Depois de conseguir tornar sua divisão lucrativa em apenas dois anos, a Renault voltou seus olhos para o brasileiro de origem libanesa. Em 1996, a montadora francesa enfrentava uma crise profunda, com bilhões em prejuízo, o fechamento de sua fábrica em Vilvoorde, na Bélgica, e a demissão de 2.764 funcionários na França. A empresa precisava urgentemente de uma reestruturação.
A liderança da Renault passou para Ghosn em 1999, e ele adotou medidas drásticas que lhe renderam o apelido de "assassino de custos". Uma de suas principais decisões foi a criação da famosa aliança com a Nissan – a mesma que, hoje, está à beira do colapso. Ele implementou uma série de cortes e ajustes estratégicos, sendo um dos principais a aquisição de 36,8% da Nissan.
Isso permitiu à Renault acesso a tecnologias que antes estavam fora de seu alcance, além de possibilitar o compartilhamento de desenvolvimentos entre as empresas, reduzindo custos e expandindo sua presença em novos mercados. Com o tempo, a Renault fortaleceu sua posição e passou a deter 43% da Nissan.

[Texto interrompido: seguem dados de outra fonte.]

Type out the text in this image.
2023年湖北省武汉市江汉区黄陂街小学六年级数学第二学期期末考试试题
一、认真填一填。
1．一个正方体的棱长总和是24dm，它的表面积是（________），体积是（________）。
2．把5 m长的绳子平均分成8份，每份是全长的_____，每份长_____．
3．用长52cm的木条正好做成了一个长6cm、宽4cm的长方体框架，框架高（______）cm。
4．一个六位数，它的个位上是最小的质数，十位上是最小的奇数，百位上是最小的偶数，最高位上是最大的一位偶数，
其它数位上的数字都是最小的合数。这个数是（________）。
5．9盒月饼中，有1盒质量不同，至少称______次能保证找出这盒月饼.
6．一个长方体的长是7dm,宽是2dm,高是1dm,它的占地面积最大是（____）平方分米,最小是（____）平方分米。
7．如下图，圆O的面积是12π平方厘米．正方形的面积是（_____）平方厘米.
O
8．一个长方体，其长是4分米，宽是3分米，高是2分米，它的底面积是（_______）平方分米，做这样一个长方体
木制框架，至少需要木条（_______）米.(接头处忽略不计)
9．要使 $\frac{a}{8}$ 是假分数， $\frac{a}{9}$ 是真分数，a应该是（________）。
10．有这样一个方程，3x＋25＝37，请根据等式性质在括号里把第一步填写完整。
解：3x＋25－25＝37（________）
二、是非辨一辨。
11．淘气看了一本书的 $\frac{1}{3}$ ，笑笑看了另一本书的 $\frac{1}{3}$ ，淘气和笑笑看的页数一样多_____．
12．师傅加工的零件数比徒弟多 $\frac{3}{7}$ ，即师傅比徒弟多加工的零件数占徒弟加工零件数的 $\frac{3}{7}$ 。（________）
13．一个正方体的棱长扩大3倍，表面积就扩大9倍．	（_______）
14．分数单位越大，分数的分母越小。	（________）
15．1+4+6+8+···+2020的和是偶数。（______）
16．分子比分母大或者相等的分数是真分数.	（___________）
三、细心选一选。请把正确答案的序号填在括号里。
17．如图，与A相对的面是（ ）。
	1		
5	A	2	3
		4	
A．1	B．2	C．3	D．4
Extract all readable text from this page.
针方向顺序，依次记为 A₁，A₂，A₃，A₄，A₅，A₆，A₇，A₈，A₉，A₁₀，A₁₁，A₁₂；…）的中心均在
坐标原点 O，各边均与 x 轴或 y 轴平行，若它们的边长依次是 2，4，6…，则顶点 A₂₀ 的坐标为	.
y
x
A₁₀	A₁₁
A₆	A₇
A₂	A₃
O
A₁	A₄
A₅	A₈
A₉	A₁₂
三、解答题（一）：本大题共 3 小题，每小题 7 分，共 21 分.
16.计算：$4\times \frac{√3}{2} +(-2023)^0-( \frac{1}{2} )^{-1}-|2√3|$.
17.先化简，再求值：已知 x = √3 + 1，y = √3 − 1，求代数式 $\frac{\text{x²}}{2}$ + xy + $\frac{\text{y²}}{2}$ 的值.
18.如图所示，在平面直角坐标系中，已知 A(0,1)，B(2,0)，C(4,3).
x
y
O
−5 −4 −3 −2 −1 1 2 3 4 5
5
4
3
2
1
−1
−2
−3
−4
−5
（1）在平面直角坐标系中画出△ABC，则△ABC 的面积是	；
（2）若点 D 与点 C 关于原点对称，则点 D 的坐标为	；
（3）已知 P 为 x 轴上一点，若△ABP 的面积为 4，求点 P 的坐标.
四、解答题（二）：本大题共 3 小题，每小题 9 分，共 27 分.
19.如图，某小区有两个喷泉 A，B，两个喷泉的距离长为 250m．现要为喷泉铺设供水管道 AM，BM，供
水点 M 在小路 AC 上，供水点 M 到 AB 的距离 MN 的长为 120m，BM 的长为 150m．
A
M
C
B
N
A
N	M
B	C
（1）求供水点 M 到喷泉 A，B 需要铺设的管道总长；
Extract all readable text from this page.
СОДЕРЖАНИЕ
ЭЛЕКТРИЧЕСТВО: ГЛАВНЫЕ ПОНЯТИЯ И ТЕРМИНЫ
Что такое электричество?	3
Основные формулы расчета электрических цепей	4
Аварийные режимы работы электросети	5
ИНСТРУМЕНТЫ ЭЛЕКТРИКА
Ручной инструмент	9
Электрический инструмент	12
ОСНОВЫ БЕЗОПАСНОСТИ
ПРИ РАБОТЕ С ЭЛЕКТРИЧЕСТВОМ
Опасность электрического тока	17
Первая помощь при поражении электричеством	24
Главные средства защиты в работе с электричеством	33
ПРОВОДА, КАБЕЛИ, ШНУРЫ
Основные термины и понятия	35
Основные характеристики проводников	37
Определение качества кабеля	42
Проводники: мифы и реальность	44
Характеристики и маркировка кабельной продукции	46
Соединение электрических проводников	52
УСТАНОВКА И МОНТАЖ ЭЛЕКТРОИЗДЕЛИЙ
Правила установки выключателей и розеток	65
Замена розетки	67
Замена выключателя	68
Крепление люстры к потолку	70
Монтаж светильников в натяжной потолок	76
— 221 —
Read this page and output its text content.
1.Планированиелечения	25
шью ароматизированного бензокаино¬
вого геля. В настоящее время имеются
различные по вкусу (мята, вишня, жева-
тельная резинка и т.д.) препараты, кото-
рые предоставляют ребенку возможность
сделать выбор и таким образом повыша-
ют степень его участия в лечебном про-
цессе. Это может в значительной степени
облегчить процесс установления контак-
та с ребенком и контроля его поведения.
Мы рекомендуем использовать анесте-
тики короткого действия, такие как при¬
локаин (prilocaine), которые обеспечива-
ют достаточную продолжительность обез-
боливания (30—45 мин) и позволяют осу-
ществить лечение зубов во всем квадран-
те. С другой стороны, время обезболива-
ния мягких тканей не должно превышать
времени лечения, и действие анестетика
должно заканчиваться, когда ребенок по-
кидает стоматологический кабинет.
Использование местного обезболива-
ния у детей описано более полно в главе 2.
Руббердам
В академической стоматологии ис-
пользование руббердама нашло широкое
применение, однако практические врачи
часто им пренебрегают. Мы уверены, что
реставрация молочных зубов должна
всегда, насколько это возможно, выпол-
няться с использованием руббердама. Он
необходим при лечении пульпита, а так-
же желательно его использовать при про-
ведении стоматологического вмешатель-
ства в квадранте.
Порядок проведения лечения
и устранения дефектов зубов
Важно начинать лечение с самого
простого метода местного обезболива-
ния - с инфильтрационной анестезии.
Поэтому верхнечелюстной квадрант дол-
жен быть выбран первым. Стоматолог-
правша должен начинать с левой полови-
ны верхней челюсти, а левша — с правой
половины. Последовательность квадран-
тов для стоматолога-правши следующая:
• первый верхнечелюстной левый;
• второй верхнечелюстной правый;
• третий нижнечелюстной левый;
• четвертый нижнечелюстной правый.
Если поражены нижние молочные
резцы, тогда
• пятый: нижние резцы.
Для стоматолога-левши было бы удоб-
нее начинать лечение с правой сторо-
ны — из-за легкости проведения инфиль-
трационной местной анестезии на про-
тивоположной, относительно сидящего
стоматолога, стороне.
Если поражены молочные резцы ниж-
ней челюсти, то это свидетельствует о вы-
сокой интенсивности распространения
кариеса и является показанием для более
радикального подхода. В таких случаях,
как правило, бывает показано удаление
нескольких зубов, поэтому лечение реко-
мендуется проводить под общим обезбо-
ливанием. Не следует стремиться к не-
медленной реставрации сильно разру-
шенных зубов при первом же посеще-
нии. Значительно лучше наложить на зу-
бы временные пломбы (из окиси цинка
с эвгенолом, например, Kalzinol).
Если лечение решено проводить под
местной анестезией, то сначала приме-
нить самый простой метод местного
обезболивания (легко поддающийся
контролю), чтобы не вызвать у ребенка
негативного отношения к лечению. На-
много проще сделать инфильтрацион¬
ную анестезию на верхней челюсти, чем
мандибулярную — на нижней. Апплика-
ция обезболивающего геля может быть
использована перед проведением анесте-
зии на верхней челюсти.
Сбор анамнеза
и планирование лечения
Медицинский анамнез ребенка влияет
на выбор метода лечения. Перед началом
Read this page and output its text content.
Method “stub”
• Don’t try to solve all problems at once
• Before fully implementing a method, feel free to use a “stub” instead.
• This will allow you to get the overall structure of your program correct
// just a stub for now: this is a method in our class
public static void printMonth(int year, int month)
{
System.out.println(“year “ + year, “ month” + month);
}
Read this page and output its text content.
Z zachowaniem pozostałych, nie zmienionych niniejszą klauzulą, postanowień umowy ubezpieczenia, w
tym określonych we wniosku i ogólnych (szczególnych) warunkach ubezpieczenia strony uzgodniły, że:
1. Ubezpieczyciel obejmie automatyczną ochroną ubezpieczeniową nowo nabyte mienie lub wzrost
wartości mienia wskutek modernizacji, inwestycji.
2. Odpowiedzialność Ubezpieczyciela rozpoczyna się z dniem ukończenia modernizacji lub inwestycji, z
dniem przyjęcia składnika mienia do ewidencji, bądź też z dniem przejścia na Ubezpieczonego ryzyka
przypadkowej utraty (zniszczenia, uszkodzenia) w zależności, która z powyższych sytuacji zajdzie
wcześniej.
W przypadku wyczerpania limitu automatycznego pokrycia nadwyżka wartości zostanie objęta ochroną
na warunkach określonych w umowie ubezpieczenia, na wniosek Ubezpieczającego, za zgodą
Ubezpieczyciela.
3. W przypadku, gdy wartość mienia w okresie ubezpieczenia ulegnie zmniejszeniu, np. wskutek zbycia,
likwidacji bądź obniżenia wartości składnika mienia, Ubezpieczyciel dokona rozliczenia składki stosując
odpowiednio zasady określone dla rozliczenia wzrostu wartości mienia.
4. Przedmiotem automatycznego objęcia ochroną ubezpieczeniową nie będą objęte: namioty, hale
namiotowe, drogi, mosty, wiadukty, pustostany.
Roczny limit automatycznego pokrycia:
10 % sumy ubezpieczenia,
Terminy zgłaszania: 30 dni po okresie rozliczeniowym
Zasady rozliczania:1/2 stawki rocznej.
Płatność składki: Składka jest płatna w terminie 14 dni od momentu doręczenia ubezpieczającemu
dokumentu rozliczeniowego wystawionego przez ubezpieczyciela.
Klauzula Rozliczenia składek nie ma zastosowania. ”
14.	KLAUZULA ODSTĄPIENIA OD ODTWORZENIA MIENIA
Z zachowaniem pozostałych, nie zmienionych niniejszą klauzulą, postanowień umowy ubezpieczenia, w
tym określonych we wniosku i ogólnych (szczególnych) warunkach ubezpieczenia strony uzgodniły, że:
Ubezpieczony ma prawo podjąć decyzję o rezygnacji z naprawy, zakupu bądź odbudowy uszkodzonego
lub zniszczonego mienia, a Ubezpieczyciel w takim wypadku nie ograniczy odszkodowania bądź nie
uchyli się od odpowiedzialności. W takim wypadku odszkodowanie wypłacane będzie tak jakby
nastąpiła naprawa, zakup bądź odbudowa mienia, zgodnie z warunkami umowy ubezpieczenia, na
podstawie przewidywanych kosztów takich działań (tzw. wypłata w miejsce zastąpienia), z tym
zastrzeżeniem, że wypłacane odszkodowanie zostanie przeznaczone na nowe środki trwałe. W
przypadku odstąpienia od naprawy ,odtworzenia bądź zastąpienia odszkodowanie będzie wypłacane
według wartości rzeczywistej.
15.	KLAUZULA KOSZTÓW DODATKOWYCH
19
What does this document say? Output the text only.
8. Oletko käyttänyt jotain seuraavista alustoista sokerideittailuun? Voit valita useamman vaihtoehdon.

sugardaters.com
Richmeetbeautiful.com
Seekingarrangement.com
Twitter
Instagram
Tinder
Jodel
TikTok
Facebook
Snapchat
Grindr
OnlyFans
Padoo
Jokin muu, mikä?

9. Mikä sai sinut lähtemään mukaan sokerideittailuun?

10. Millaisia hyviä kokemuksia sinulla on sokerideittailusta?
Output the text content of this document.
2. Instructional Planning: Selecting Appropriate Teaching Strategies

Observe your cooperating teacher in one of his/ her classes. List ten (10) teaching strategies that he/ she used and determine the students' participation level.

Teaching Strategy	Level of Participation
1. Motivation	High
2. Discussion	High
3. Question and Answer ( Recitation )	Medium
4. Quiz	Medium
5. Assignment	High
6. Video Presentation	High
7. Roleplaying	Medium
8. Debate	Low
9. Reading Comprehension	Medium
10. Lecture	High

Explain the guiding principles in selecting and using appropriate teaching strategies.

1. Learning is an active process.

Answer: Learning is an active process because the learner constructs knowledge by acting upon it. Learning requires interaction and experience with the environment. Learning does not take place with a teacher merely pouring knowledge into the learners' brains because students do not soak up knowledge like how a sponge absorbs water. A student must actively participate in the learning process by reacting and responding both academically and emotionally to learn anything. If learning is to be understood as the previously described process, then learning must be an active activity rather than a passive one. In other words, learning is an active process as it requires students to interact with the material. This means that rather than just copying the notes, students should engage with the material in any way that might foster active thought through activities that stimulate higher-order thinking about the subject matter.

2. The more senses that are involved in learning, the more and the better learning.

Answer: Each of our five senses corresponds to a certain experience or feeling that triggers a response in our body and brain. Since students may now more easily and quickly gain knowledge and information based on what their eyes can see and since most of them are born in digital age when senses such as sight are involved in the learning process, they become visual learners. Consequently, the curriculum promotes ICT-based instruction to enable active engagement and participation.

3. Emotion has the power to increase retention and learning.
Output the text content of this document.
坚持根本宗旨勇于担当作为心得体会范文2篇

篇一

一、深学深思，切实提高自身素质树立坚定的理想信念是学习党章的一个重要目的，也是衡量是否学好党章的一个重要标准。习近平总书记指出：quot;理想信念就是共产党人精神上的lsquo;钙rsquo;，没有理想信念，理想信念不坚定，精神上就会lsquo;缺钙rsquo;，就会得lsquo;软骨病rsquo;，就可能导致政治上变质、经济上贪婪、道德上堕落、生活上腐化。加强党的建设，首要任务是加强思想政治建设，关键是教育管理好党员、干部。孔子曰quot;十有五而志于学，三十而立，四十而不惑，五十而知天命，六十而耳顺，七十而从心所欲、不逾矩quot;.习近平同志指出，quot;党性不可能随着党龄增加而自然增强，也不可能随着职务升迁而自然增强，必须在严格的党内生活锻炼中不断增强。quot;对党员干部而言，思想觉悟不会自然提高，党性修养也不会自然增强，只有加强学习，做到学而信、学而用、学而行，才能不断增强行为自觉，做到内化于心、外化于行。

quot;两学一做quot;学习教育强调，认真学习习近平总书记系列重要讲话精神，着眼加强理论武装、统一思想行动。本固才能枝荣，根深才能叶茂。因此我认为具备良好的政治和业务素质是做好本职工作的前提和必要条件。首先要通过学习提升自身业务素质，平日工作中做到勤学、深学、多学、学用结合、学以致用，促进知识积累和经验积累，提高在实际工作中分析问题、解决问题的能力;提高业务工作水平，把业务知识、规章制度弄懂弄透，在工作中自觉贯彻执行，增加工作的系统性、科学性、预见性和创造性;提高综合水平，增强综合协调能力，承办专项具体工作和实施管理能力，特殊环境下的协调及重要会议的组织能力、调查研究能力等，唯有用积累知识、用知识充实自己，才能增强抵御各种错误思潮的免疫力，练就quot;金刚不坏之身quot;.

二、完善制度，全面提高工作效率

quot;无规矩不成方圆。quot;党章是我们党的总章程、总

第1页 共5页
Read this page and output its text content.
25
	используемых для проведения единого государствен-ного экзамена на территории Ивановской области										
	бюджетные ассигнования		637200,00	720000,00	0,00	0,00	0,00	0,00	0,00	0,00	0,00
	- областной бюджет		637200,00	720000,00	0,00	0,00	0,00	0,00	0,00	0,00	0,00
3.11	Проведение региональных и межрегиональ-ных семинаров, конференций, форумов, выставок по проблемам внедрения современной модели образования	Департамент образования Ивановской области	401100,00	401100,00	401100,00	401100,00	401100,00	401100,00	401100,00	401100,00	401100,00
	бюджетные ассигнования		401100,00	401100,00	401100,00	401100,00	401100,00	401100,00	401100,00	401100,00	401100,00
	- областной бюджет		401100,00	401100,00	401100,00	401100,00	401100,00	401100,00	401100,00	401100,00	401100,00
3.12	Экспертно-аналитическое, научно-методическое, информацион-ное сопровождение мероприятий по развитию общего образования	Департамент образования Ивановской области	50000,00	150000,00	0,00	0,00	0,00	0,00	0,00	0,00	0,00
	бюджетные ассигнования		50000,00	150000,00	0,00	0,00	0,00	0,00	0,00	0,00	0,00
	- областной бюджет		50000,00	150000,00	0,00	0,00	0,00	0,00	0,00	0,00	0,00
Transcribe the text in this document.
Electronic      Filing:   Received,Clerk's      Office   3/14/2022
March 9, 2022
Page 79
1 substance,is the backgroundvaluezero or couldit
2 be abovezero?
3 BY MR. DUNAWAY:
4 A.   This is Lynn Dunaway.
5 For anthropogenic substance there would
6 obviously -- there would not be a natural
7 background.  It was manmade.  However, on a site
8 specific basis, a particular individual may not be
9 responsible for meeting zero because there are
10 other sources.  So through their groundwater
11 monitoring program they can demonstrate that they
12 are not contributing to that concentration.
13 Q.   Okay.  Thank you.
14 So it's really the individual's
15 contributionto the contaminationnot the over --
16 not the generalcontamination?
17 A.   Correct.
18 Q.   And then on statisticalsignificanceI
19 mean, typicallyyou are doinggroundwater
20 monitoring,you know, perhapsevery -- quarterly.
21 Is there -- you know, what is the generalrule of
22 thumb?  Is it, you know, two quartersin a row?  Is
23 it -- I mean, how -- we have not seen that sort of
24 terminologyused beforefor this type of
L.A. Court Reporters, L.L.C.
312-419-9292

A reestruturação, no entanto, foi extremamente traumática para ambas as montadoras. No total, 21.000 postos de trabalho foram eliminados, segundo La Información.
Assim como a Renault, a Nissan também atravessava uma crise severa. Apesar dos sucessos do passado, a montadora japonesa tinha apenas três modelos entre os 46 carros mais vendidos no Japão.
A gestão de Ghosn na Renault e na Nissan foi marcada pelo fechamento de fábricas, milhares de demissões… e o retorno à lucratividade.
Com o tempo, os duros ajustes deram resultado. Primeiro na Renault, que voltou a registrar lucros nos anos 2000. No entanto, no final da década, a montadora enfrentou outra crise severa. Com um portfólio excessivamente dependente do mercado europeu, a crise econômica de 2008 devastou suas vendas, reduzindo-as em 57%, enquanto os lucros despencaram 78%.
A Renault conseguiu sobreviver graças a um resgate do governo francês, que injetou 3 bilhões de euros (equivalente a 18 bilhões de reais) à aplicação das mesmas estratégias que haviam funcionado no passado: demissões em massa. A empresa anunciou a necessidade de cortar 9.000 funcionários, com planos de saídas voluntárias, sendo metade delas na França.
Enquanto isso, a Nissan passava por um plano de reestruturação que abalou os alicerces da indústria automobilística japonesa. A gestão de Ghosn resultou no fechamento de cinco fábricas e na demissão de milhares de funcionários.
Em uma cultura corporativa que valoriza a estabilidade e o conservadorismo, esse histórico pode ter influenciado o governo japonês a pressionar a Honda para salvar a Nissan, bloqueando uma possível aquisição pela taiwanesa Foxconn, que demonstrou interesse na montadora.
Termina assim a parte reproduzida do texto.